そして、俯いて肩を震わせると、ポタポタと涙がカウンターに落ちた。
「ジョーさん・・・麻実のお父さんが殺されてから、行方が分からないんです。ミコトさん・・・神崎組の息子さんなんですけど、私と友達で・・・さっきのジョーさんの話も、ミコトさんから聞いていて。ミコトさんの家から私の方に連絡があったんですけど・・・ミトコさん、犯人に刃物で反撃して警察に捕まったって・・・もう、どうしていいのかわからなくて・・・麻実は、幸いにも凄くお金持ちの安全な知り合いの所でみてもらっているから、連絡できないし・・・あと、ジョーさんが立ち寄りそうなところって、ここしか思い浮かばなくって・・・ジョーさんが、心配で。べ、別に私はっ・・・ジョーさん以外、大切な物なんてないしっ・・・ジョーさんが傷ついていると思ったら、居ても立っても居られなくてっ・・・。」
最後は嗚咽まじりに、アキさんは自分の思いのたけを私の前で吐き出した。
こういう愛し方もあるんだと、衝撃だった。
だけど、アキさんのこの先を考えたら・・・とても悲しくなった。
私は夕方摘まもうと思って持ってきていたおにぎりを、2つタッパーから出してパリパリの海苔で包み皿に乗せると、アキさんの前にそっと出した。

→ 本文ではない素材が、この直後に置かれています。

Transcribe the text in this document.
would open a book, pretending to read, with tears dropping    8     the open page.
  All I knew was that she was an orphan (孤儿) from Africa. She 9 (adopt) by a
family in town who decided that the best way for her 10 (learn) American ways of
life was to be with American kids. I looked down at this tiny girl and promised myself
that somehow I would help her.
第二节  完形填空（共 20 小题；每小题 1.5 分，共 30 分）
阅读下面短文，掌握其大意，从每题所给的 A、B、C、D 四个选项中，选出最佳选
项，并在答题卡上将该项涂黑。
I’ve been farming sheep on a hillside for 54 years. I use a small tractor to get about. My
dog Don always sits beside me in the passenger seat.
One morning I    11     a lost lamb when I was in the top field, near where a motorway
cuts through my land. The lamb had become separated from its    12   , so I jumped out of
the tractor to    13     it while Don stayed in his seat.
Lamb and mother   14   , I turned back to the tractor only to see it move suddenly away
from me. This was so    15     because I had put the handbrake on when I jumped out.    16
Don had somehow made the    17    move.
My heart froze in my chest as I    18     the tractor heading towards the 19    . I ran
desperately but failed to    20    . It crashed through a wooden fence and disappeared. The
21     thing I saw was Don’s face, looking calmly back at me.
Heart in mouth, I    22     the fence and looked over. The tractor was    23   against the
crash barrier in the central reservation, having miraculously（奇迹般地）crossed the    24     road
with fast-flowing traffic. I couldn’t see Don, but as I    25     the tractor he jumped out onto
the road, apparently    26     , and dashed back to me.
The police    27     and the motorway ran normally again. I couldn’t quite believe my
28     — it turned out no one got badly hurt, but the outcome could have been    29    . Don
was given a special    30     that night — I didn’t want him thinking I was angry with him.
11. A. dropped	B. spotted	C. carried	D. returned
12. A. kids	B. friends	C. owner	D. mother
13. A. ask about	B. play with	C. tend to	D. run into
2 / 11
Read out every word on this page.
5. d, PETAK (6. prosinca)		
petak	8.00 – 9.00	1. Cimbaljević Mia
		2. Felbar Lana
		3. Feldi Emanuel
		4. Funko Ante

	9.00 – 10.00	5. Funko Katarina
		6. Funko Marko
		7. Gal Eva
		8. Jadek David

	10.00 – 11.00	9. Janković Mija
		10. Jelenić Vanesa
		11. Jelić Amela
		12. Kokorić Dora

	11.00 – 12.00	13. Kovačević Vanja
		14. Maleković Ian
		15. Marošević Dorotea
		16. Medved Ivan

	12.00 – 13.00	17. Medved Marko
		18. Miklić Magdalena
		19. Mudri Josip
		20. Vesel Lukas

今日は急いでいたので、シャケフレークと白ごまをご飯と混ぜ合わせたものだ。
カウンターに皿を置いた音か、それともおにぎりの匂いか・・・アキさんが不意に顔を上げた。
「あなたがジョーを大切に思う気持ちはわかったわ。だけど・・・ジョー以外大切な物はないだなんて言わないで。自分を大切にしなければ、自分の大切な人も守れないわよ。だから、ちゃんと食べないと駄目。ジョーを支えようと思うなら、支えられるだけの体力をつけておかないと。」
私はそう言って、私を潤んだ瞳で見つめるアキさんにおにぎりを勧めた。